Et cette perspective entre en résonance avec des analyses plus récentes, par exemple celles d’Ilya Budraitskis sur le rapport entre le poutinisme et le fascisme, où les mouvements fascistes apparaissent comme secondaires par rapport à des dynamiques autoritaires qui prennent naissance à l’intérieur même de l’État. On pourrait dire quelque chose de semblable à propos de la politique américaine contemporaine : même s’il existe des liens avec des milices ou des mouvements d’extrême droite, l’impulsion principale et la dynamique viennent souvent de l’appareil d’État lui-même.

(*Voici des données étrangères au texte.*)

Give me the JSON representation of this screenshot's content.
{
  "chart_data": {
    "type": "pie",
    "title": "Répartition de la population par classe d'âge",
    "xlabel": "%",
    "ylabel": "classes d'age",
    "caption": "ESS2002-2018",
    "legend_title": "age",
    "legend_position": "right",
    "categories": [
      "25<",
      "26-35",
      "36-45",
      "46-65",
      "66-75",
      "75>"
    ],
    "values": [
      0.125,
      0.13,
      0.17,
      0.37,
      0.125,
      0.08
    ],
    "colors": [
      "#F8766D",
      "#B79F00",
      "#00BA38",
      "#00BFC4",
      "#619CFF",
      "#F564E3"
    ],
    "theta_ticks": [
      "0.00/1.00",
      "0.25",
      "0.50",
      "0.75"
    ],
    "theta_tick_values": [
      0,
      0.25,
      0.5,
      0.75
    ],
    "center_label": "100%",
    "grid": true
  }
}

On trouvait déjà une ligne d’analyse comparable dans l’Amérique latine des années 1970, où des théoriciens marxistes et les théoriciens de la dépendance cherchaient à comprendre les régimes autoritaires. L’un des points centraux de disanalogie avec le fascisme de l’entre-deux-guerres était précisément que les méthodes, les pratiques et les idéologies fascistes ne venaient pas de l’extérieur de l’État avant d’être capturées par lui, mais étaient produites à partir de l’intérieur même de l’État, en particulier à l’intérieur de son appareil répressif, surtout la police.

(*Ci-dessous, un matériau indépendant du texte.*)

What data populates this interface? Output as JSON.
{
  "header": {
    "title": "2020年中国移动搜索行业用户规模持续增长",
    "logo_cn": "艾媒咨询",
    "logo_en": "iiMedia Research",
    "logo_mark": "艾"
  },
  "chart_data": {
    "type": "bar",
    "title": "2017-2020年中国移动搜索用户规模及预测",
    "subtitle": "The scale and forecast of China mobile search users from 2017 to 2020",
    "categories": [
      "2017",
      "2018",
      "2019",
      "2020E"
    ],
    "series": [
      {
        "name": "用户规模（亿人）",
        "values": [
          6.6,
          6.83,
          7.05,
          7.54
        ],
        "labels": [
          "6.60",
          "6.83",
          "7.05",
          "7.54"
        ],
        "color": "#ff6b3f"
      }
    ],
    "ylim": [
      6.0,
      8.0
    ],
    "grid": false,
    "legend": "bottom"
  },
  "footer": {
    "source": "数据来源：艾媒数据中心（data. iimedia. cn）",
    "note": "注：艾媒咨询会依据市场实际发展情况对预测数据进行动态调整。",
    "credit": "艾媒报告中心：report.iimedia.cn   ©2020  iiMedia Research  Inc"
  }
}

Et ces questions d’absence d’analogie étaient au cœur de beaucoup de débats dans les années 1970. C’est aussi pour cela que, malgré le fait qu’ils soient aujourd’hui souvent négligés, ces débats constituent à mes yeux un point de départ bien plus productif que l’approche comparative contemporaine fondée sur des checklists et des analogies, qui tourne généralement autour d’une image fixe et iconique du nazisme. Ce cadre finit souvent par réduire toute la question à savoir si les développements actuels ressemblent ou non à une forme singulière de mal historique, ou bien si le concept même de fascisme doit être abandonné.

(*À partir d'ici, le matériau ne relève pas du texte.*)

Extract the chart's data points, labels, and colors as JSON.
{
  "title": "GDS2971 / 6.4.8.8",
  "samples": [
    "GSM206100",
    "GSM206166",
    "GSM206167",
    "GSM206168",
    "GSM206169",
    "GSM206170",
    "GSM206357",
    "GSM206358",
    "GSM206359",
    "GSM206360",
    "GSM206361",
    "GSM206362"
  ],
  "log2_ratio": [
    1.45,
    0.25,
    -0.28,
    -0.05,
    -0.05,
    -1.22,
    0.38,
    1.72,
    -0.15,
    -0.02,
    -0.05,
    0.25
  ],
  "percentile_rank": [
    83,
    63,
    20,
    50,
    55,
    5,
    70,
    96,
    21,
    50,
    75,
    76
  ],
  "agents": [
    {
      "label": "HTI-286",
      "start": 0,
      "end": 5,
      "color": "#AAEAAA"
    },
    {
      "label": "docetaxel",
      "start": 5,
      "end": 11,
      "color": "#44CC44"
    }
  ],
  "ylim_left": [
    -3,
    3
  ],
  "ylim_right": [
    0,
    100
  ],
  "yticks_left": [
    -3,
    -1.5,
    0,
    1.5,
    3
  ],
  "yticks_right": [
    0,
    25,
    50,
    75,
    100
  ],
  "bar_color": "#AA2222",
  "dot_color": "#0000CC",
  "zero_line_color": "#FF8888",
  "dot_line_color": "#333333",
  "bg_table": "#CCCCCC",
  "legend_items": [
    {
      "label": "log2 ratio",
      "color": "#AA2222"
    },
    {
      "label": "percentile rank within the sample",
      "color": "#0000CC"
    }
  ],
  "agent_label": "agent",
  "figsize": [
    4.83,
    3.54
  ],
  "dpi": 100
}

Le monde intellectuel dans lequel nous avons été formés tendait à traiter le fascisme et le racisme comme des réalités presque interchangeables. Dans votre généalogie du fascisme, vous déconstruisez ce cadre en vous appuyant sur la tradition radicale noire – depuis les analyses du colonialisme chez des figures comme George Padmore, Aimé Césaire ou Walter Rodney, jusqu’aux critiques de l’État carcéral développées à la fin des années 1960 et au début des années 1970 par George Jackson et Angela Davis, et plus récemment dans le travail de Ruth Wilson Gilmore. Au-delà de l’élargissement du sens historique ou géographique du fascisme, vous cherchez aussi à nous défamiliariser avec l’idée selon laquelle des ordres politiques comme le libéralisme, la démocratie libérale ou le néolibéralisme formeraient des ensembles cohérents, dans la mesure où ils sont vécus de manière très différente selon les populations concernées. En quoi les travaux de Ruth Wilson Gilmore ont-ils été, sur ces questions, en avance sur leur temps – notamment par rapport à ce qui se passait au même moment dans la gauche intellectuelle européenne ? Et qu’est-ce qui, dans sa trajectoire et sa manière de voir, la rend si centrale pour penser les processus de fascisation ?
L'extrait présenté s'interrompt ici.